Criterion 2 — Close reading & textual evidence
  • Exceeding: Selects telling phrases, explains multiple layers, anticipates counter‑readings.
  • Meeting: Uses apt quotations and explains how words/clauses shape meaning.
Criterion 3 — Oral performance (tone, pace, rhetorical emphasis)
  • Exceeding: Controlled modulation, pauses and dynamics that reveal subtle argument; performance amplifies analysis.
  • Meeting: Clear voice, purposeful pace and pauses; interpretive choices match textual justification.
Criterion 4 — Metalanguage & justification
  • Exceeding: Confident, accurate metalanguage tied to interpretive choices and context.
  • Meeting: Metalanguage used correctly; justification links grammar to performance.

Marking note: For formative feedback highlight one technical target (e.g., better clause labelling) and one interpretive target (e.g., stronger pause before concessive clause). Allow one coached resubmission.

Exemplar teacher comments — short, pick one per student

  • Meeting: "Good mapping of clauses and apt use of quote 'domum suae' — your pause before the final clause helped the argument land. Keep refining labels for subordinate clauses."
  • Exceeding: "Brilliant: you showed how the periodic syntax delays the claim and used a calibrated crescendo on the verb to make Augustine’s claim persuasive. Your reflection considered an alternate reading — excellent critical awareness."

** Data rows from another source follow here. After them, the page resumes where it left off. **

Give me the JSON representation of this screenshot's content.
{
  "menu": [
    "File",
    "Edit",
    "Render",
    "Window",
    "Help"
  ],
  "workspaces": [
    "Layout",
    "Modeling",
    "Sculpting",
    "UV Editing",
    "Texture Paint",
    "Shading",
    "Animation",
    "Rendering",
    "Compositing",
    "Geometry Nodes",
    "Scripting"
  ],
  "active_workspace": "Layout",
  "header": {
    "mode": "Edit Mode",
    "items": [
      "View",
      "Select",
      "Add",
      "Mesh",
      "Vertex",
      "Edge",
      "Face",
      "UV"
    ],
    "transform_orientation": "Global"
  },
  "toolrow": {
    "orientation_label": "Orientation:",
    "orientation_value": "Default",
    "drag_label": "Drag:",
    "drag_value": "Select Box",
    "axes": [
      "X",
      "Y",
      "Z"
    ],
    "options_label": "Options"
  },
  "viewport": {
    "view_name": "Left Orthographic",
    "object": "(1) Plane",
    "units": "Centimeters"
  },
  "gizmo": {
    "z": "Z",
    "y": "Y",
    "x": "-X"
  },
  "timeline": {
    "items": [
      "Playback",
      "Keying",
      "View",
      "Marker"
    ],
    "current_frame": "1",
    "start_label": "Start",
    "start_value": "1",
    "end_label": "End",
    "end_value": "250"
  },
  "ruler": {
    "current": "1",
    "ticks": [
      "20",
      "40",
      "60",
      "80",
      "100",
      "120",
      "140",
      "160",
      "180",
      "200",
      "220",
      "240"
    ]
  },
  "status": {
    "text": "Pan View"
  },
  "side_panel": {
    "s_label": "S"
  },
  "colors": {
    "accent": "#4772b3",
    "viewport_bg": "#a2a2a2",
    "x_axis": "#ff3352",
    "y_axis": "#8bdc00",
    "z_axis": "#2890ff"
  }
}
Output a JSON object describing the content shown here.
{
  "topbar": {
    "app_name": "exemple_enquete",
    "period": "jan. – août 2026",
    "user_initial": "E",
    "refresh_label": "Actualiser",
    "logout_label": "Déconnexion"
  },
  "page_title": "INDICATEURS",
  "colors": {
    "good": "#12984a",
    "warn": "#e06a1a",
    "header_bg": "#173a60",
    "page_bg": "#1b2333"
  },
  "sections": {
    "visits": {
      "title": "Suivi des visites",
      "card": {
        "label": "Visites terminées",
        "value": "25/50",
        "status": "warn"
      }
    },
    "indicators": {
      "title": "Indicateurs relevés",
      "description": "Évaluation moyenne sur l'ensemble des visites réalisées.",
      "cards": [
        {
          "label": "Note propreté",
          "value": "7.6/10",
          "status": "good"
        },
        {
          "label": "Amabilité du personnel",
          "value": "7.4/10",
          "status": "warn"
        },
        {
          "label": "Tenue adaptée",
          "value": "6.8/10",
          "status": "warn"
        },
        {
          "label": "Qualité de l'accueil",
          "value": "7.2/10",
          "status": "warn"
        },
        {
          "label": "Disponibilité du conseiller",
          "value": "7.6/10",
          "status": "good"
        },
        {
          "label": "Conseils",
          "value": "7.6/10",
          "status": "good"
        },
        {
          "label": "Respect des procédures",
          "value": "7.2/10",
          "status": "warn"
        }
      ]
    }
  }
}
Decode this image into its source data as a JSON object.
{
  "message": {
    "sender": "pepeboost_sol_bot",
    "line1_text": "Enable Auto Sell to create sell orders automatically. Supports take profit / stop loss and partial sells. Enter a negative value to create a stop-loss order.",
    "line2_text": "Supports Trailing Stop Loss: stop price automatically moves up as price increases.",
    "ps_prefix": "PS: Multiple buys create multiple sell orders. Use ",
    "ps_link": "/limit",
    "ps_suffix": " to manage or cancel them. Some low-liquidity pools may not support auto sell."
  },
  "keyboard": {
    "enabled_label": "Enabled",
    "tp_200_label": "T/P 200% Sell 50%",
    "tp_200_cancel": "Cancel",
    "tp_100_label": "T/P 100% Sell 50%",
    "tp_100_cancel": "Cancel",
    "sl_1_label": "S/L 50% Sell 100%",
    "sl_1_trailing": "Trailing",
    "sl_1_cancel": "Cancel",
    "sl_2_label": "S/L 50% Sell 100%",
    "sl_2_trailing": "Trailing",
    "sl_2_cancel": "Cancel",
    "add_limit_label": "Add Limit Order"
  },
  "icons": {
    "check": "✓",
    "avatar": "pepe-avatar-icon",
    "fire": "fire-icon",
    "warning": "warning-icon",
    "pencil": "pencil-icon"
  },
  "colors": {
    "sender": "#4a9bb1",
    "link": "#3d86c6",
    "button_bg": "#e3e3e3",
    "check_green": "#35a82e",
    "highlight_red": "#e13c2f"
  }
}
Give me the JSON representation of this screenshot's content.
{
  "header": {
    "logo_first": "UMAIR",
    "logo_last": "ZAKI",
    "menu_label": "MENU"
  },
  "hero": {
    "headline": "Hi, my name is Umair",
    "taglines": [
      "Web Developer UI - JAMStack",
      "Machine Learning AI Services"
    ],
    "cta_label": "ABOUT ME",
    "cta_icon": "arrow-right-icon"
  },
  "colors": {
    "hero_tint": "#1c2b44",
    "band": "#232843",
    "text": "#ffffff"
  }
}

Submission checklist (what to turn in)

  • Annotated sentence sheet(s): M‑C‑T‑S notes with labels and brief justifications.
  • Close‑reading notes: 2–4 short analytic sentences per quotation linking form to meaning.
  • Oral performance: 2–4 minute audio/video showing directed emphasis and tonal variation.
  • Short reflective justification (100–200 words) explaining the key tone/emphasis choices with textual reference.

Next steps & teaching tips

  • Start with the 14th‑century text for practice; use the 11th‑century copy later as a primary‑source challenge.
  • Practice recitation with quiet musical backing to internalise cadence — keep backing soft so diction wins.
  • For law‑minded practice: break sentences into claims (verb/main clause), grounds (subordinate clauses), and warrants (rhetorical moves). Map them like a legal brief.
  • Two target suggestions for every student: one technical (improve edge case labelling) and one interpretive (test a contrasting pause and reflect which better serves the sentence).

Final Ally McBeal Tiger‑Mother note

You are meeting expectations and — in your best moments — exceeding them. Be proud, but not smug. Grammar is a tool; drama is your courtroom. Aim for consistent ‘exceeding’ by always linking one precise grammatical observation to one deliberate vocal choice. Record, listen, revise. Now go parse, perform, and make Augustine sound like you wrote his closing argument.